Basic Pricing Concepts

Pricing Concepts

  1. Cost Based Pricing

  2. Competitor Based Pricing

  3. Inventory Based Pricing

  4. Surge Based Pricing

  5. Freemium Pricing

  6. Bundle/Kitted Pricing

  7. Value Based Pricing

1. Cost Based Pricing

Cost Based Pricing is a pricing methodology of applying certain percentage(s) on top of the unit cost of a product or category. Often it is quite simple to achieve and, due to this reason, perhaps the most prevalent form of pricing for MSMEs, typically driven from finance or accounting departments stating ROI or inflation indexing requirements. However, in more complex business setups subject to various dynamic forces such as cost allocations, demand shifts, contract negotiations and competitive landscapes the consequences of not getting the adequate cost plus strategy (i.e., percentage(s) timing and integration) right can be difficult to discern and far reaching.

2. Competitor Based Pricing

Competitor Based Pricing is a pricing methodology of identifying a set of competitors and setting prices using indices of where the business thinks its products or service offerings sits along that competitor range. This approach needs to consider how closely or far away matched the competitors’ business in terms of set-up, operational capabilities and market proposition is to its own. Further, businesses need to consider if the product range or services being indexed are like-for-like or similar but variant on certain dimensions and what impacts these may have on its price indexation of the competitive range. The business will endeavor to maintain the index profile for its range or categories which is maximizing top line and/or bottom line (the greater need of that time) and further identify the correct indexations for categories as and when required. This approach is often driven by marketing and product teams who develop market propositions of where products sit within the competitor range in the market.

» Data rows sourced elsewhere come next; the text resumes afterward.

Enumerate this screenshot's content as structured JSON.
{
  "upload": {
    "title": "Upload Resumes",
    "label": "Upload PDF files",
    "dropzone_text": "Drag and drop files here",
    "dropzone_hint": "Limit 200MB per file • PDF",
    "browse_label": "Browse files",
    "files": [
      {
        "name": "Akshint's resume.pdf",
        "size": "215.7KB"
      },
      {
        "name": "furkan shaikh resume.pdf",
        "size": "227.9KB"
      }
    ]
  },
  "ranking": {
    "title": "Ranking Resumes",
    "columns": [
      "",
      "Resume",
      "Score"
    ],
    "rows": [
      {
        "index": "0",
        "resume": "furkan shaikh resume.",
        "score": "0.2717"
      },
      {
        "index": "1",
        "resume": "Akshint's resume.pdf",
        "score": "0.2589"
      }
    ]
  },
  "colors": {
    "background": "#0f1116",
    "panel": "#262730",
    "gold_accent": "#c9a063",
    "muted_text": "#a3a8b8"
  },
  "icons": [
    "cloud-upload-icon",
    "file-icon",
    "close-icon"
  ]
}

3. Inventory Based Pricing

Inventory Based Pricing is a pricing methodology of pricing products based on the combination of current inventory levels, their sales and depletion rates and inbound inventory dates and amounts. It works by rotating stock in the warehouse and effectively clearing slow moving stock, slowing down fast moving stock and generating greater gross margins and cashflows compensating for any ‘out of stock’ situations. It works by pricing up products which are selling fast and likely to become out of stock before the next container that may be arriving after stock out period. Vice versa if a product is slow selling then that product’s price is reduced to induce a faster sales rates and depletion rate to move stock before the next container of that stock which may be arriving relatively soon. This methodology is often used by start ups to generate cashflows, penetrate the market and manage warehousing and supplier payments within their means.

4. Surge Based Pricing

Surge Based Pricing is a pricing methodology of measuring or predicting the demand (similar to Inventory Based Pricing, however, inventory levels not an essential prerequisite for Surge Based Pricing) and pricing on premium based on demand levels. The business can maintain or even reduce its stock levels for the periods where demand is the highest or relatively higher and rely on pricing power to generate incremental revenue and gross margins. Often this pricing methodology is seen in service industries such as ride share application fares, airline fares, holiday and cruise fares, concert and sports/events ticketing. There is a sophisticated but rational element of the product or service being required for that period, usually based on demand and availability for the period of time and region, where the purchaser may not be able to receive the same service again for that same period of time and region hence a premium is applied.

5. Freemium Pricing

Freemium Pricing is a pricing methodology of providing certain products, services or categories free on purchase or subscription. Often as a standalone or part of a differentiated subscription service allows the purchaser to access a product or service if conditions are met for the purchase or subscription. Recent times have seen successful start ups such as Canva and Amazon Prime using this freemium pricing to penetrate the market during its initial growth phase and/or consolidate its customer base by growing verticals by allowing members to access free shipping and vertical services prior to any price increase on subscriptions.

6. Bundle/Kitted Pricing

Bundle/Kitted Pricing is a pricing methodology of providing benefits or cheaper per unit prices on a bundle, combination of products or order thresholds. This normally relies on customer perception of obtaining benefits or a cheaper unit price on purchasing bundles or kitted products or services rather than individual products or services. Prices are differentiated and usually the single unit price is an implied anchor price from which additional spend, further units or selected kitted products or service offer further benefits.

7. Value Based Pricing

Value Based Pricing is a pricing methodology of providing differentiated pricing to customers based on the perceived value to the customer of the products and services on offer. The products must range in value parameters and have logical increaments aligning with the increased value being provided to customers. Customers provide feedback through their willingness to pay with sales data acting as a proxy of what the market is responding as its willingness to pay for the value provided by the product or service with each product and service logically differentiated with features and specifications that potentially provide value to customers.